Liona Bravo is a former Fight for Peace team member and boxing coach who has been leading our female-only sports sessions. In our next series of thought pieces by the Fight for Peace team, Liona shares her personal experience of boxing, how she came to fall in love with the sport, and the ways it positively transformed how she viewed herself and her body. 

This article addresses issues of eating disorders and the process of recovery. 

Our thought pieces are a series of articles written by Fight for Peace team members and young people, and are a way to share thoughts and perspectives on important issues impacting our communities.

“I remember my first time boxing clearly – it was 9 years ago, and it struck me at the end of the session that for one whole hour I hadn’t been obsessing over my body. I discovered boxing when my self image was at its worst; I was in an eating disorder recovery program and had to stop exercising because it had become an unhealthy obsession, only exercising out of fear of my body getting bigger. When I was ready to introduce exercise again, I decided to try boxing because it was something I secretly always wanted to do but felt a bit silly saying out loud – I felt like it wasn’t something a girl like me (whatever that meant) would do. 

At the time my relationship with food was progressing well, but the moment I started boxing was the moment things truly began to change. I’m competitive and I wanted to be good at boxing, and what I quickly realised is that to be a good boxer you can’t be focused on what you look like when you turn your body a certain way because you need to be completely focused on the moment or else you will get hit.

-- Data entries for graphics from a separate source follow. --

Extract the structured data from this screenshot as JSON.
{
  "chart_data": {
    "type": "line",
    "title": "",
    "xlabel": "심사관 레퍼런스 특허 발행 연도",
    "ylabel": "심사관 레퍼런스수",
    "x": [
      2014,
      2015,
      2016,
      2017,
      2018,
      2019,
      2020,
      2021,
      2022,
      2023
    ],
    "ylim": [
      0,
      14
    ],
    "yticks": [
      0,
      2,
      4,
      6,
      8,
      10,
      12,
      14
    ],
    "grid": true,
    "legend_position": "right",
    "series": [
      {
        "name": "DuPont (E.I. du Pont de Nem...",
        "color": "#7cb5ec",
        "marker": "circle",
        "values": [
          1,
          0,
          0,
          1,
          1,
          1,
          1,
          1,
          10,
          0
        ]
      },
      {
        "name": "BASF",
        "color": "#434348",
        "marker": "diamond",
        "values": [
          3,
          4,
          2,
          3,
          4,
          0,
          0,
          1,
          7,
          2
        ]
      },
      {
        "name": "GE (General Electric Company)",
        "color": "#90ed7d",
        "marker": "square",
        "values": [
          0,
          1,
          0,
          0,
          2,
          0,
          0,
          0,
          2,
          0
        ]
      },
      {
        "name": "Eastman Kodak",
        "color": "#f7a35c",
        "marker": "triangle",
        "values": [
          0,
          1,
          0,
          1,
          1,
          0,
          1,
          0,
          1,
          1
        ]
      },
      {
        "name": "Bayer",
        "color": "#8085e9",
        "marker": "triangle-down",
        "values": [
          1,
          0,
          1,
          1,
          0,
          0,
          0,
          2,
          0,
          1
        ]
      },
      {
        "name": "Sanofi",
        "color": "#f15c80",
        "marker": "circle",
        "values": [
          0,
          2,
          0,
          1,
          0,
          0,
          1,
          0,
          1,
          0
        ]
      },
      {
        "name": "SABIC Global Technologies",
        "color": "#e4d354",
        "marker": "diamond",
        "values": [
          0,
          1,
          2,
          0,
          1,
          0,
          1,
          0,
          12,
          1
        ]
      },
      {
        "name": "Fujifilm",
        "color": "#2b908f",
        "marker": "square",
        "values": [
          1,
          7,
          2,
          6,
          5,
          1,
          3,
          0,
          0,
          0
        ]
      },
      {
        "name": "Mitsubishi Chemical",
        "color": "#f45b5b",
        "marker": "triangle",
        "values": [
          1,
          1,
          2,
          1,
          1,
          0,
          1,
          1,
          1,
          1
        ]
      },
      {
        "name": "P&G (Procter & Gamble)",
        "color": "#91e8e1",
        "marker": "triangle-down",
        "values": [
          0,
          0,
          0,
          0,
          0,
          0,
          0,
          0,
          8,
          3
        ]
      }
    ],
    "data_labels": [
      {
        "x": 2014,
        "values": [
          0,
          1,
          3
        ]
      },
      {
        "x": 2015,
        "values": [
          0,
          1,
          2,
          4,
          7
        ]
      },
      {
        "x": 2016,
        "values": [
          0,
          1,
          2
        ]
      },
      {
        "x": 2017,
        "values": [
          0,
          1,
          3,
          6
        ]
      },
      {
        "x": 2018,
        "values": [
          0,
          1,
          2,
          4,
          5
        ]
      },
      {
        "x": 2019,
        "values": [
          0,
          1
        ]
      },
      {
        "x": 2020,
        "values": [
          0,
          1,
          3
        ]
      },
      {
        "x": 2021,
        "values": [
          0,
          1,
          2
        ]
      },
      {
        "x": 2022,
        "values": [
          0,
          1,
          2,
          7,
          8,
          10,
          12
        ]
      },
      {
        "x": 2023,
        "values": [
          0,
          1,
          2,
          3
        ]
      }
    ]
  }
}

To be a good boxer you need to assert yourself and can’t hold back because for there to be power behind your punches you need to commit and follow through. Crucially, to be a good boxer you need to dominate the space you’re in, which means you can’t be trying to make yourself smaller.

I fell in love with boxing because it gave me a way to reinterpret myself and my body. I was consumed with this idea that I needed to look a certain way, and I realise now that I thought what ‘a girl like me’ looked like was graceful and in control (reserved) and that femininity and control was measured by the slightness of my body. Through boxing, I began to embrace my strength and power and became proud of my body not for what I looked like, but what I could do with it. 

Once I started to focus on what my body actually felt like when I was throwing a punch and not what I thought I looked like or what I wanted to look like, I was able to connect back to myself and my body and experience being present in a way I hadn’t before. When I am sparring or competing, I feel more in the moment and in my body than any other space in the world. The power and freedom that came from experiencing that feeling in the ring spilled over into every other area of my life, and has given me a sense of self, confidence, and ability to be present in life that I don’t know I would have felt without boxing. 

It took 23 years of my life to have the experience of feeling like I was myself in my body and not on the outside looking in. There’s many factors to why my journey took that long, but I’m convinced one of them is that I wasn’t exposed to spaces where I could try something like combat sports that challenged the ideas I had of femininity and what desirable and beautiful looked like. I know not every girl is going to connect with boxing the way I did, but I also know that there are so many girls like me that are embarrassed by how muscular or strong they are, or how much space they feel they take up. 

This is why spaces like Fight for Peace are so important to me, because they offer a place where girls can be invited in to safely explore who they are and be around diverse role models that they might see themselves in. As a coach, I love being able to show other girls that their strength and power are beautiful and I hope I can help them experience sooner than I did how good it feels, both in and outside the ring, to own the space you take up and not try to make yourself smaller.”